Arrest nr. 15364 van 3 juni 2024, uitgesproken door het Hof van Cassatie, biedt een belangrijke verduidelijking op het gebied van internationale bevoegdheid, met name met betrekking tot rechtszaken waarbij buitenlandse consumenten betrokken zijn. Dit onderwerp is van bijzonder belang in het licht van de toenemende globalisering van commerciële transacties en de daaruit voortvloeiende toename van juridische geschillen tussen professionals en consumenten uit verschillende lidstaten van de Europese Unie.
De bevoegdheid in consumentenzaken wordt geregeld door Verordening (EU) nr. 1215/2012, die precieze regels vaststelt om te bepalen welke rechter bevoegd is om geschillen tussen professionals en consumenten te beslechten. In het bijzonder bepaalt artikel 18, lid 2, van de Verordening de onherroepelijkheid van de consumentenforum, waardoor adequate bescherming wordt geboden aan degenen die goederen of diensten buiten hun woonstaat kopen.
BEVOEGDHEID TEN AANZIEN VAN BUITENLANDERS - IN HET ALGEMEEN Bevoegdheid ten aanzien van buitenlanders - Actie van de professional tegen een buitenlandse consument - Onherroepelijkheid van de consumentenforum ex art. 18, lid 2, Verordening (EU) nr. 1215/2012 - Voorwaarden - Noodzaak dat de activiteit van de professional, op welke wijze dan ook, gericht is op de lidstaat waar de cliënt woonachtig is (art. 17 en 18 Verordening (EU) nr. 1215/2012) - Bewijslast van onmiddellijke en specifieke beweringen en bewijsvoering - Uitsluiting. Wat betreft de bevoegdheid ten aanzien van buitenlanders, heeft de consument die, gedagvaard door een professional, tijdig de onbevoegdheid van de aangezochte rechter inroept, waarbij hij zijn hoedanigheid en zijn woonplaats in een andere lidstaat aanvoert, niet de plicht om in zijn verdediging uitdrukkelijk en onmiddellijk aan te voeren, ter toepassing van art. 17, lid 1, sub c), Verordening (EU) nr. 1215 van 2012, dat de activiteiten van de eiser, op welke wijze dan ook, gericht zijn op de staat van zijn woonplaats, aangezien de rechter de aanwezigheid van de elementen die zijn internationale bevoegdheid rechtvaardigen, moet verifiëren op basis van de bewijselementen die objectief uit het dossier blijken, met inbegrip van de bewijzen die reeds zijn ingediend.
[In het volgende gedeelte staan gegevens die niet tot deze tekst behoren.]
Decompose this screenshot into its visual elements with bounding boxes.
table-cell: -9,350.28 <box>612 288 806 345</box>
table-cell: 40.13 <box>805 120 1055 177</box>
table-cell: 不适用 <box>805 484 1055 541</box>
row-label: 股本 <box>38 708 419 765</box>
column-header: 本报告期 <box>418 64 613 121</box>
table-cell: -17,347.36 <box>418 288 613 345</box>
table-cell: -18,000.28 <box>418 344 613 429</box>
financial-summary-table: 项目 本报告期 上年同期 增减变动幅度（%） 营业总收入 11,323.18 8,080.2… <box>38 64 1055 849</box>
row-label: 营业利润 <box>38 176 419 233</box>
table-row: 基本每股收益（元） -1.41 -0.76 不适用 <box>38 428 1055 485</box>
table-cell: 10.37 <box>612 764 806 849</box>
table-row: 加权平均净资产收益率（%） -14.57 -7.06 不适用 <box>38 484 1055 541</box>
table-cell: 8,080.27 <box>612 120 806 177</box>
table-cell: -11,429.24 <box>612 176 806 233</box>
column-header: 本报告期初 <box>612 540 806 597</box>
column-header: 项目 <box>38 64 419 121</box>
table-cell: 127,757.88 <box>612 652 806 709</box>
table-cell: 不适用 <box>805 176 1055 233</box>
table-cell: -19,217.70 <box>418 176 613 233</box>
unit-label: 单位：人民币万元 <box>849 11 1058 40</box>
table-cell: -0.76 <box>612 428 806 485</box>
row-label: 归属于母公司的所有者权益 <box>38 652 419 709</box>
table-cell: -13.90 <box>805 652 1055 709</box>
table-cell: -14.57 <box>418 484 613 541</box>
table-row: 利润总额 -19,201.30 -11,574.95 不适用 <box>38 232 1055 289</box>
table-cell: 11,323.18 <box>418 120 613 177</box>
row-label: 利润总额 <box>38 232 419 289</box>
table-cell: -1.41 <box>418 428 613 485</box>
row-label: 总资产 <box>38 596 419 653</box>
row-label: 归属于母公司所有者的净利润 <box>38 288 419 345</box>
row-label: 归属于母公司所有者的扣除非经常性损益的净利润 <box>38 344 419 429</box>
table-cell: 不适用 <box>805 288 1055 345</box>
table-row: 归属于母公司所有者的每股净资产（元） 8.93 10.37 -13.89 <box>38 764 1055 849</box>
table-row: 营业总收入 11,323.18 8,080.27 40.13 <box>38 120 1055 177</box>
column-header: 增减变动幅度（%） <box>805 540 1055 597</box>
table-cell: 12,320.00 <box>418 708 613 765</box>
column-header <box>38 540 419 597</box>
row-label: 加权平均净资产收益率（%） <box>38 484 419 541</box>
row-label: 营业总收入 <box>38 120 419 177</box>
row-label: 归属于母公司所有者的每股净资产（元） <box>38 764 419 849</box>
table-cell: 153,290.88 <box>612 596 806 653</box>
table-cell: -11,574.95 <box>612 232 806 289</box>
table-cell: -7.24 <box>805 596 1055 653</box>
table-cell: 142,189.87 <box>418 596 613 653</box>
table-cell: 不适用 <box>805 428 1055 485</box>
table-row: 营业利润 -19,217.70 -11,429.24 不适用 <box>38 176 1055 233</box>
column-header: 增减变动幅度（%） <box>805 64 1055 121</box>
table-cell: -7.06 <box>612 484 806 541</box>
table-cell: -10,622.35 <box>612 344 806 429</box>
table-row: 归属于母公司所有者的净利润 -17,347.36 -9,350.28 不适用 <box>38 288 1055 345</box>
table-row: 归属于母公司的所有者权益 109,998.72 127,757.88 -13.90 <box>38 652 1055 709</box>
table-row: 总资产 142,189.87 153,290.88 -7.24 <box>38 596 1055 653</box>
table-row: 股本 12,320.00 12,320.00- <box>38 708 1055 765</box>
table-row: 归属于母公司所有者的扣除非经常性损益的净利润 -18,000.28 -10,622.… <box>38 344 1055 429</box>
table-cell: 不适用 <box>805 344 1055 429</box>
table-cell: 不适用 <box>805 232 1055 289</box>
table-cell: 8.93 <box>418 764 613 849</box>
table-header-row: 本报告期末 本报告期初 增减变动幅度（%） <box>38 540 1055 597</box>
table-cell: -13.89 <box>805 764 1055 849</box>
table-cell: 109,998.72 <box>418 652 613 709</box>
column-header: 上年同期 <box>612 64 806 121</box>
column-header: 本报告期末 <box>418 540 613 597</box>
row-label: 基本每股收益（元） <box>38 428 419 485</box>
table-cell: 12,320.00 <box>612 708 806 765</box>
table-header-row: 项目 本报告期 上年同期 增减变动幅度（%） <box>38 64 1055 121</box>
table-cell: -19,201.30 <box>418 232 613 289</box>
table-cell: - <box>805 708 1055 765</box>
Het Hof van Cassatie heeft benadrukt dat de consument niet de verplichting heeft om in zijn verdediging aan te tonen dat de activiteit van de professional gericht was op zijn woonstaat. Dit aspect is cruciaal, omdat het het belang van consumentenbescherming in het kader van bevoegdheid herbevestigt, en voorkomt dat buitensporige bewijslasten het recht op toegang tot de rechter kunnen aantasten.
Bovendien verduidelijkt het arrest dat het de taak van de rechter is om ambtshalve de bewijselementen te verifiëren die zijn internationale bevoegdheid rechtvaardigen. Daarom mag het gebrek aan specifieke beweringen van de consument zijn positie niet schaden, wat een belangrijke stap voorwaarts betekent voor de bescherming van consumentenrechten op Europees niveau.
Arrest nr. 15364 van 2024 vertegenwoordigt een belangrijke mijlpaal op het gebied van internationale bevoegdheid, en benadrukt de noodzaak om de buitenlandse consument te beschermen in een complex juridisch kader. Deze beslissing versterkt niet alleen de consumentenrechten, maar draagt ook bij aan een grotere rechtszekerheid bij internationale transacties. Het is essentieel dat professionals zich bewust zijn van deze regels en de implicaties die deze kunnen hebben op hun commerciële activiteiten, om een correcte afhandeling van juridische geschillen te waarborgen.